I thought it would be appropriate to also explain some of the meaning behind the title of this blog. “Tea time” has always held a place within my imagination due to its presence from the very beginning of my life. As far back as I can remember, my Oma would always commemorate ‘tea time’. It was usually at 3pm, or slightly after. Unlike English tea time, Dutch tea time was fairly simple… black tea in a glass mug (this particular mug with engraved tulips) and perhaps a speculaas cookie. It was a feature in her routine that seemed undaunted and continuous to me as a child, and has always stuck in my memory. Even to this day, I sometimes notice when the hour hits 3 and proudly proclaim to myself (or anyone unfortunate enough to be around) that its tea time. I don’t think my Oma recognizes tea time the way she used to anymore - but nonetheless it is the nostalgic memory that I hold more dearly to.

I revived ‘tea time’ as a marker in my life with one of the best friends I’ve ever had. This particular tea time had no set time, and was never part of our daily routine. ‘Crochet parties’ became equated with ‘tea time’ – although I can’t quite recall in what order. It became a time for us, my best friend and I, to discuss and reflect, to share ‘stories’ with each other. Sometimes we have even had ‘fancy tea parties’, where we have dressed up in ridiculously fancy clothes sipping our tea out of nice cups and eating cookies off of silver plates. These ‘tea parties’ which became ‘crochet parties’ have nearly stopped now. This friend has moved away recently and our parties will be confined to online discussions and periodic face to face get-togethers. Part of the void that has been created from the lack of these parties will hopefully be filled by this blog.
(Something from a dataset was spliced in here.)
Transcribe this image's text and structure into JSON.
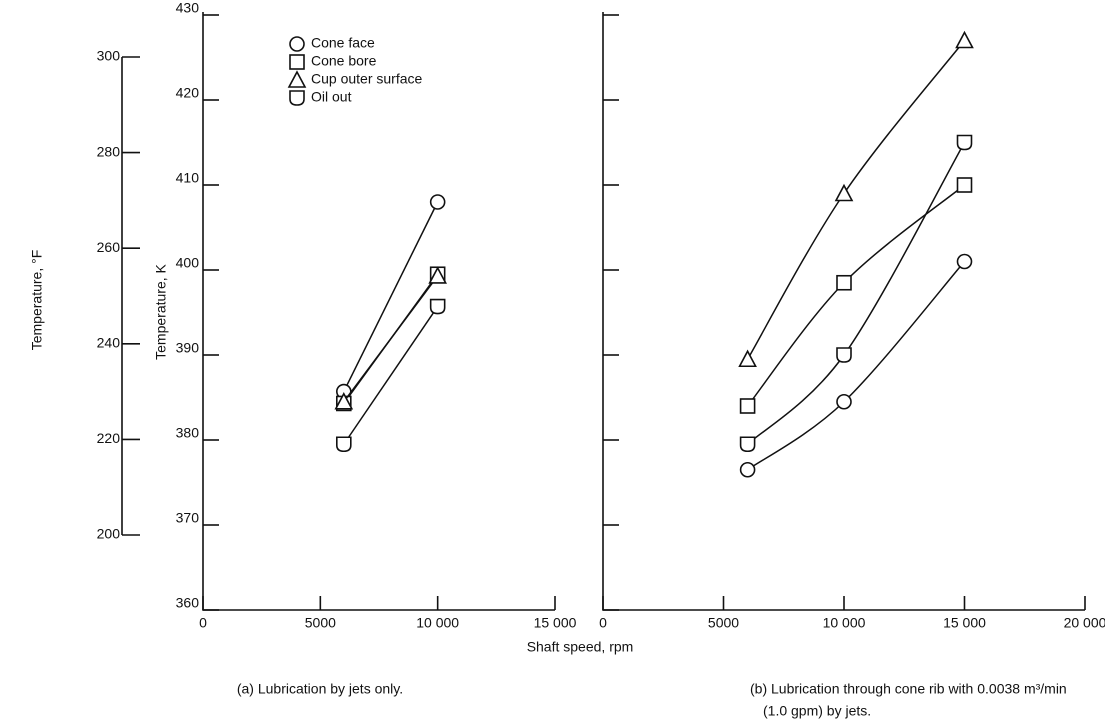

The word ‘thinkings’ (which is actually not a ‘word’ per se) appears in the title in order to distinguish this writing from my other writings which are primarily academic. Although this blog may contain academic-esque reflections at times, I wanted to distance what I write here from what normally consumes my brain. The use of a made-up word allows me to keep this distinction.
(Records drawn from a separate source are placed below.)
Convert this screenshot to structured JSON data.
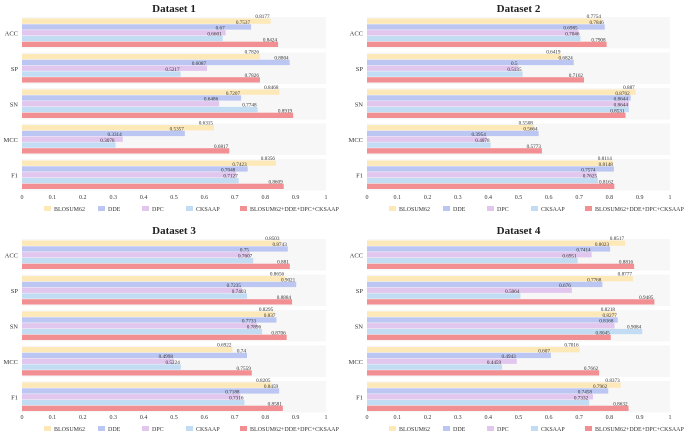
{
  "chart_data": [
    {
      "type": "bar",
      "orientation": "horizontal",
      "title": "Dataset 1",
      "categories": [
        "ACC",
        "SP",
        "SN",
        "MCC",
        "F1"
      ],
      "xlim": [
        0,
        1
      ],
      "xticks": [
        "0",
        "0.1",
        "0.2",
        "0.3",
        "0.4",
        "0.5",
        "0.6",
        "0.7",
        "0.8",
        "0.9",
        "1"
      ],
      "legend_position": "bottom",
      "series": [
        {
          "name": "BLOSUM62",
          "color": "#fde8b8",
          "values": [
            0.8177,
            0.7826,
            0.8468,
            0.6315,
            0.8356
          ],
          "labels": [
            "0.8177",
            "0.7826",
            "0.8468",
            "0.6315",
            "0.8356"
          ]
        },
        {
          "name": "DDE",
          "color": "#bcc6f2",
          "values": [
            0.7537,
            0.8804,
            0.7207,
            0.5357,
            0.7423
          ],
          "labels": [
            "0.7537",
            "0.8804",
            "0.7207",
            "0.5357",
            "0.7423"
          ]
        },
        {
          "name": "DPC",
          "color": "#e1c6ee",
          "values": [
            0.67,
            0.6087,
            0.6486,
            0.3314,
            0.7048
          ],
          "labels": [
            "0.67",
            "0.6087",
            "0.6486",
            "0.3314",
            "0.7048"
          ]
        },
        {
          "name": "CKSAAP",
          "color": "#c2dcf4",
          "values": [
            0.6601,
            0.5217,
            0.7748,
            0.3076,
            0.7127
          ],
          "labels": [
            "0.6601",
            "0.5217",
            "0.7748",
            "0.3076",
            "0.7127"
          ]
        },
        {
          "name": "BLOSUM62+DDE+DPC+CKSAAP",
          "color": "#f28f93",
          "values": [
            0.8424,
            0.7826,
            0.8919,
            0.6817,
            0.8609
          ],
          "labels": [
            "0.8424",
            "0.7826",
            "0.8919",
            "0.6817",
            "0.8609"
          ]
        }
      ]
    },
    {
      "type": "bar",
      "orientation": "horizontal",
      "title": "Dataset 2",
      "categories": [
        "ACC",
        "SP",
        "SN",
        "MCC",
        "F1"
      ],
      "xlim": [
        0,
        1
      ],
      "xticks": [
        "0",
        "0.1",
        "0.2",
        "0.3",
        "0.4",
        "0.5",
        "0.6",
        "0.7",
        "0.8",
        "0.9",
        "1"
      ],
      "legend_position": "bottom",
      "series": [
        {
          "name": "BLOSUM62",
          "color": "#fde8b8",
          "values": [
            0.7754,
            0.6419,
            0.887,
            0.5508,
            0.8114
          ],
          "labels": [
            "0.7754",
            "0.6419",
            "0.887",
            "0.5508",
            "0.8114"
          ]
        },
        {
          "name": "DDE",
          "color": "#bcc6f2",
          "values": [
            0.7846,
            0.6824,
            0.8702,
            0.5664,
            0.8148
          ],
          "labels": [
            "0.7846",
            "0.6824",
            "0.8702",
            "0.5664",
            "0.8148"
          ]
        },
        {
          "name": "DPC",
          "color": "#e1c6ee",
          "values": [
            0.6985,
            0.5,
            0.8644,
            0.3954,
            0.7574
          ],
          "labels": [
            "0.6985",
            "0.5",
            "0.8644",
            "0.3954",
            "0.7574"
          ]
        },
        {
          "name": "CKSAAP",
          "color": "#c2dcf4",
          "values": [
            0.7046,
            0.5135,
            0.8644,
            0.4078,
            0.7625
          ],
          "labels": [
            "0.7046",
            "0.5135",
            "0.8644",
            "0.4078",
            "0.7625"
          ]
        },
        {
          "name": "BLOSUM62+DDE+DPC+CKSAAP",
          "color": "#f28f93",
          "values": [
            0.7908,
            0.7162,
            0.8531,
            0.5773,
            0.8162
          ],
          "labels": [
            "0.7908",
            "0.7162",
            "0.8531",
            "0.5773",
            "0.8162"
          ]
        }
      ]
    },
    {
      "type": "bar",
      "orientation": "horizontal",
      "title": "Dataset 3",
      "categories": [
        "ACC",
        "SP",
        "SN",
        "MCC",
        "F1"
      ],
      "xlim": [
        0,
        1
      ],
      "xticks": [
        "0",
        "0.1",
        "0.2",
        "0.3",
        "0.4",
        "0.5",
        "0.6",
        "0.7",
        "0.8",
        "0.9",
        "1"
      ],
      "legend_position": "bottom",
      "series": [
        {
          "name": "BLOSUM62",
          "color": "#fde8b8",
          "values": [
            0.8503,
            0.8656,
            0.8295,
            0.6922,
            0.8205
          ],
          "labels": [
            "0.8503",
            "0.8656",
            "0.8295",
            "0.6922",
            "0.8205"
          ]
        },
        {
          "name": "DDE",
          "color": "#bcc6f2",
          "values": [
            0.8743,
            0.9021,
            0.837,
            0.74,
            0.8459
          ],
          "labels": [
            "0.8743",
            "0.9021",
            "0.837",
            "0.74",
            "0.8459"
          ]
        },
        {
          "name": "DPC",
          "color": "#e1c6ee",
          "values": [
            0.75,
            0.7235,
            0.7733,
            0.4998,
            0.7188
          ],
          "labels": [
            "0.75",
            "0.7235",
            "0.7733",
            "0.4998",
            "0.7188"
          ]
        },
        {
          "name": "CKSAAP",
          "color": "#c2dcf4",
          "values": [
            0.7607,
            0.7403,
            0.7896,
            0.5224,
            0.7316
          ],
          "labels": [
            "0.7607",
            "0.7403",
            "0.7896",
            "0.5224",
            "0.7316"
          ]
        },
        {
          "name": "BLOSUM62+DDE+DPC+CKSAAP",
          "color": "#f28f93",
          "values": [
            0.881,
            0.8884,
            0.8706,
            0.7559,
            0.8581
          ],
          "labels": [
            "0.881",
            "0.8884",
            "0.8706",
            "0.7559",
            "0.8581"
          ]
        }
      ]
    },
    {
      "type": "bar",
      "orientation": "horizontal",
      "title": "Dataset 4",
      "categories": [
        "ACC",
        "SP",
        "SN",
        "MCC",
        "F1"
      ],
      "xlim": [
        0,
        1
      ],
      "xticks": [
        "0",
        "0.1",
        "0.2",
        "0.3",
        "0.4",
        "0.5",
        "0.6",
        "0.7",
        "0.8",
        "0.9",
        "1"
      ],
      "legend_position": "bottom",
      "series": [
        {
          "name": "BLOSUM62",
          "color": "#fde8b8",
          "values": [
            0.8517,
            0.8777,
            0.8218,
            0.7016,
            0.8373
          ],
          "labels": [
            "0.8517",
            "0.8777",
            "0.8218",
            "0.7016",
            "0.8373"
          ]
        },
        {
          "name": "DDE",
          "color": "#bcc6f2",
          "values": [
            0.8023,
            0.7768,
            0.8277,
            0.607,
            0.7962
          ],
          "labels": [
            "0.8023",
            "0.7768",
            "0.8277",
            "0.607",
            "0.7962"
          ]
        },
        {
          "name": "DPC",
          "color": "#e1c6ee",
          "values": [
            0.7414,
            0.676,
            0.8168,
            0.4943,
            0.7458
          ],
          "labels": [
            "0.7414",
            "0.676",
            "0.8168",
            "0.4943",
            "0.7458"
          ]
        },
        {
          "name": "CKSAAP",
          "color": "#c2dcf4",
          "values": [
            0.6951,
            0.5064,
            0.9084,
            0.4459,
            0.7332
          ],
          "labels": [
            "0.6951",
            "0.5064",
            "0.9084",
            "0.4459",
            "0.7332"
          ]
        },
        {
          "name": "BLOSUM62+DDE+DPC+CKSAAP",
          "color": "#f28f93",
          "values": [
            0.8816,
            0.9485,
            0.8045,
            0.7662,
            0.8632
          ],
          "labels": [
            "0.8816",
            "0.9485",
            "0.8045",
            "0.7662",
            "0.8632"
          ]
        }
      ]
    }
  ]
}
So I’m about to start a journey, not knowing what the journey is actually going to be, having no idea what any of the spots might bring me to or what the final destination will turn out as. Its like deciding to go on a trip, not knowing what type of transport, what will be seen or where you are going to end up… you just go. Such a journey is very unlike me normally - I'm someone who plans everything to death, down to the extreme detail. But going against my comfort zone, in direct opposition to what I would normally do, seems to be the only thing suitable… So lets go from here.